3 NaHCO3(aq) + 3 H2S(aq) => 3 NaHS(aq)+3 H2O(l)+ 3 CO2(g)

Sodium bicarbonate (NaHCO3) reacts with hydrogen sulfide (H2S), generating carbon dioxide (CO2 )and sodium hydrosulfide (NaHS) . This way, the sulfur is contained in the water and you can safely dispose of it down the sink .

So here you go, you HAVE DONE KITCHEN CHEMISTRY!!!

Now for the questions…

Do I need boiling water? yes! because a lot of chemical reactions, like this one, require energy. Boiling water has lots of energy acquired through heating and it helps drive the reaction forward so it takes very little time.

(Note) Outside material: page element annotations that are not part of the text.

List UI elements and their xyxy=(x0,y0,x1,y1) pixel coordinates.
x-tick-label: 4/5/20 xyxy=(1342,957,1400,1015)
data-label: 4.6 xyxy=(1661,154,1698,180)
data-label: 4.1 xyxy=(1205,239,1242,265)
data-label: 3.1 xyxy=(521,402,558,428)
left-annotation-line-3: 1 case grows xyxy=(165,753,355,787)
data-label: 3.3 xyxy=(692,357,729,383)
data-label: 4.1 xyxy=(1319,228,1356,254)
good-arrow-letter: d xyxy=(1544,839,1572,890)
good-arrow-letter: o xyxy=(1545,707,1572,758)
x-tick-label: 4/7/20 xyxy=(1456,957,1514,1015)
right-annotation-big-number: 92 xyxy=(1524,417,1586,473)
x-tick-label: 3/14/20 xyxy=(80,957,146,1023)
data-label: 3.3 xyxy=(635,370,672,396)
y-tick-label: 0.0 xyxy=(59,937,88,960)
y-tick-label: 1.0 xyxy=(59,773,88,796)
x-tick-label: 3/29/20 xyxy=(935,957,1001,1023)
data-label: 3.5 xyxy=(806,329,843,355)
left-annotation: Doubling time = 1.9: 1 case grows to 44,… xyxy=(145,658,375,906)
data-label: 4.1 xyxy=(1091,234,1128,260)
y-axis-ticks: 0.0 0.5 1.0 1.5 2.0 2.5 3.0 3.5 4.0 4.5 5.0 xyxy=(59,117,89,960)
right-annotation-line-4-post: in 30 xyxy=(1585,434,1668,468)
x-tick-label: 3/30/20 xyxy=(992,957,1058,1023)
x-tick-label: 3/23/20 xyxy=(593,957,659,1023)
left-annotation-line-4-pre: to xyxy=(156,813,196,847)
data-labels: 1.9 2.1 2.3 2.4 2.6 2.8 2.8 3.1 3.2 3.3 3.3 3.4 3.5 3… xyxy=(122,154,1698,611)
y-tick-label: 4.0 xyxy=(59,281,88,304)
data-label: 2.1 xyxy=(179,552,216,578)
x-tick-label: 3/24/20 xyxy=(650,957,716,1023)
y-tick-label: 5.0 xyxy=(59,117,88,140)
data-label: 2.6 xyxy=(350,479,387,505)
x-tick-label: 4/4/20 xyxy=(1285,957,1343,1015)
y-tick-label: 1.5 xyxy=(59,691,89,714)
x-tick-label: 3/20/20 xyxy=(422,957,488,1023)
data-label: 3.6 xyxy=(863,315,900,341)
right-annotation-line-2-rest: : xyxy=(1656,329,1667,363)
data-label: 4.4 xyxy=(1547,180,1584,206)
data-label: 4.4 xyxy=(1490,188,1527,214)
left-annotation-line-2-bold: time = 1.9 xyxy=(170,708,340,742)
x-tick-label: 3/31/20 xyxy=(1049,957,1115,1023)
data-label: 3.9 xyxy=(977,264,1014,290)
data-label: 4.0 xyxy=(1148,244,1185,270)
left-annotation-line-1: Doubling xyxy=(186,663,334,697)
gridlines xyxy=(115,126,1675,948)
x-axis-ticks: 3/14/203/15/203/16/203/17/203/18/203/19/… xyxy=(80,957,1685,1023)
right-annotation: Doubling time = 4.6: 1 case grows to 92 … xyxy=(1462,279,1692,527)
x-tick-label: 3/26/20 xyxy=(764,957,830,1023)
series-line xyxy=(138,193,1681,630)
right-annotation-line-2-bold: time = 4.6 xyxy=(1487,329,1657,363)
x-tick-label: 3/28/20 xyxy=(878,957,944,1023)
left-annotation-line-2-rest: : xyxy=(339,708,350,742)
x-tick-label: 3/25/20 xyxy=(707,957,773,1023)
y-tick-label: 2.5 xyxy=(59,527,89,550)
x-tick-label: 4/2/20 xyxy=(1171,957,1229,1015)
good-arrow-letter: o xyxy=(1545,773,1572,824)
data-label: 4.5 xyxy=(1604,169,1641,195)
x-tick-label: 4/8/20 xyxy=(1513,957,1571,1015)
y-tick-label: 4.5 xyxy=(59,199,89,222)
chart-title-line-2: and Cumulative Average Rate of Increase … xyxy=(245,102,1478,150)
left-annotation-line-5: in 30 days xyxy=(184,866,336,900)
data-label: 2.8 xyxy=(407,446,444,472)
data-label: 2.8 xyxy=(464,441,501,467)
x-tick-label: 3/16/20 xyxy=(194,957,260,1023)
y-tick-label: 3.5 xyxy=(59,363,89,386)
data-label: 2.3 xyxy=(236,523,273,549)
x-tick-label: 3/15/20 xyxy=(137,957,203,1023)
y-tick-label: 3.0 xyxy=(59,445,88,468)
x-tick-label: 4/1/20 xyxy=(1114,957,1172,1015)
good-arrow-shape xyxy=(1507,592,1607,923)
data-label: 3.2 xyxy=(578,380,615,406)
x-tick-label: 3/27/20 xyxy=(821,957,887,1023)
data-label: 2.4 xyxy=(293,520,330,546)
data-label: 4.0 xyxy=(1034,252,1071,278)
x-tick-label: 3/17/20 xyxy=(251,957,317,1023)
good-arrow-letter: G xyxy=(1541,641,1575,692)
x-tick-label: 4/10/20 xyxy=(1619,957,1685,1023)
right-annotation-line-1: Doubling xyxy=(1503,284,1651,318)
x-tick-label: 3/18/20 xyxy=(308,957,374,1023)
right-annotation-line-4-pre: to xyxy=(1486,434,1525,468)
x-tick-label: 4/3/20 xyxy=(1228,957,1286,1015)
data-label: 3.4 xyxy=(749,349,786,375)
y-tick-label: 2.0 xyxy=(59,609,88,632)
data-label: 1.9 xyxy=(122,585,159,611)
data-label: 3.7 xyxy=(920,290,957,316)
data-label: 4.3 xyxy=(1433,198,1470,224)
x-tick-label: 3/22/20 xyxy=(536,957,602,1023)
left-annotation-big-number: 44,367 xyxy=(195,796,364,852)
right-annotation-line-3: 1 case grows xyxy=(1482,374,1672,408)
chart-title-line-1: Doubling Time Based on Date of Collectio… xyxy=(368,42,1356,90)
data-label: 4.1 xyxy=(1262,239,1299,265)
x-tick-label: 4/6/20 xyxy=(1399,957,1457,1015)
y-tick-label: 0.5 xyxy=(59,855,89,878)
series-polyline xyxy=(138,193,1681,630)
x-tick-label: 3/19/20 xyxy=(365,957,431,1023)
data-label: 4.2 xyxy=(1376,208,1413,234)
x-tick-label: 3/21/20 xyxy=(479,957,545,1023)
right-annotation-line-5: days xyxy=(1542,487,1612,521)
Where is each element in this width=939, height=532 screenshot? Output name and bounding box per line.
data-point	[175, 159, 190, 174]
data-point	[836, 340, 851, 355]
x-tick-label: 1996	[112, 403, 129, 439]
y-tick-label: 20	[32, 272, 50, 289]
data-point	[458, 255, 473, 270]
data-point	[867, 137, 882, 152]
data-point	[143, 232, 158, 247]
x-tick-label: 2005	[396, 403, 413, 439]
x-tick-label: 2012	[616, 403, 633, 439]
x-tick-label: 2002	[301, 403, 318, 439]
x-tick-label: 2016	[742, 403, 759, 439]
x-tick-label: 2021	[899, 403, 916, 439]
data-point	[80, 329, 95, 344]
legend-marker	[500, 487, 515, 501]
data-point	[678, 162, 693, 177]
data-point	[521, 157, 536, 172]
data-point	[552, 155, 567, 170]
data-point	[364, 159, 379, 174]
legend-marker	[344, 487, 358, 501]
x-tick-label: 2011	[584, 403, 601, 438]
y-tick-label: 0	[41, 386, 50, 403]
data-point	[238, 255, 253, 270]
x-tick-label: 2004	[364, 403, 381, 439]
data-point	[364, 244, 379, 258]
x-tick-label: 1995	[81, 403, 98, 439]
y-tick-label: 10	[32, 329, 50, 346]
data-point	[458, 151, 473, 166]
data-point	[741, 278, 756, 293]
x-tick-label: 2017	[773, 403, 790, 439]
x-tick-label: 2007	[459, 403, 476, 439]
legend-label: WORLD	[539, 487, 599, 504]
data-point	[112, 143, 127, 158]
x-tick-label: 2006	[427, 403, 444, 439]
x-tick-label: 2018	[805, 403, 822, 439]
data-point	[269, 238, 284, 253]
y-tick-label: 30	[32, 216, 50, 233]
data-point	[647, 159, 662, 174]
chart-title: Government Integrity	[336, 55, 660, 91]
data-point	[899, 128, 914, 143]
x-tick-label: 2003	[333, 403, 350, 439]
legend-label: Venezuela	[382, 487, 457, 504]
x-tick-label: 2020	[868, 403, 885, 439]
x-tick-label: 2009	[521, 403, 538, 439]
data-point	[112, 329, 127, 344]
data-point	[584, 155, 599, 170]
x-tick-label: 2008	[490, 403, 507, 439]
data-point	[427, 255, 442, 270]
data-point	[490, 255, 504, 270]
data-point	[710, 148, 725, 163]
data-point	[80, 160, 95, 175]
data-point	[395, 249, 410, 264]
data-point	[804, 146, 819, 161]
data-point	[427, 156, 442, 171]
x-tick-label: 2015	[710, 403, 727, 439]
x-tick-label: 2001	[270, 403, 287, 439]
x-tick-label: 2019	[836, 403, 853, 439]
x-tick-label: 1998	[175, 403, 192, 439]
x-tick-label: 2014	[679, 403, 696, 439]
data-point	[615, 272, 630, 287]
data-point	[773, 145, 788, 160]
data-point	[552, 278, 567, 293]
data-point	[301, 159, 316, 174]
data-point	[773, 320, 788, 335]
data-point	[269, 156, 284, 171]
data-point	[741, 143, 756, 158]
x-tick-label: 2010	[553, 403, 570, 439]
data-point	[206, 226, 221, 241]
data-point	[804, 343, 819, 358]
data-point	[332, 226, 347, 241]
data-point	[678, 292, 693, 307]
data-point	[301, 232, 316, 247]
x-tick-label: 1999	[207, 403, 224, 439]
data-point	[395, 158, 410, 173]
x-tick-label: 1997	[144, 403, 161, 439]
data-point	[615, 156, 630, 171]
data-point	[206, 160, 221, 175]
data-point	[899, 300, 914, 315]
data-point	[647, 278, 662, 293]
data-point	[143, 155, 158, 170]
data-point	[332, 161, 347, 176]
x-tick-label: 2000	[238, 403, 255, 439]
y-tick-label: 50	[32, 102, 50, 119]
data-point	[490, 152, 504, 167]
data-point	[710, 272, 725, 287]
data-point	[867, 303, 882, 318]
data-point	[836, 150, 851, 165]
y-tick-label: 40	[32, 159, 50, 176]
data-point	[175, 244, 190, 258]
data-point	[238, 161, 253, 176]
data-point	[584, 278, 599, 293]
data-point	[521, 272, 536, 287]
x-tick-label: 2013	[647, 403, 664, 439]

Would it work with cold water? I’m afraid the process can’t happen that way because we are not providing the system the oomph it needs to react.

Am I losing silver? No! this method is great because you get rid of the tarnish without losing a single silver atom!

Can I repeat the process with other pieces of jewelry? you can, but you’ll need more foil, water and bicarbonate. Doing the reaction once consumes the reactants and thus more reactant is needed to repeat it.

I hope you enjoyed the short kitchen chemistry experiment. Because we can, all, achieve better living through chemistry.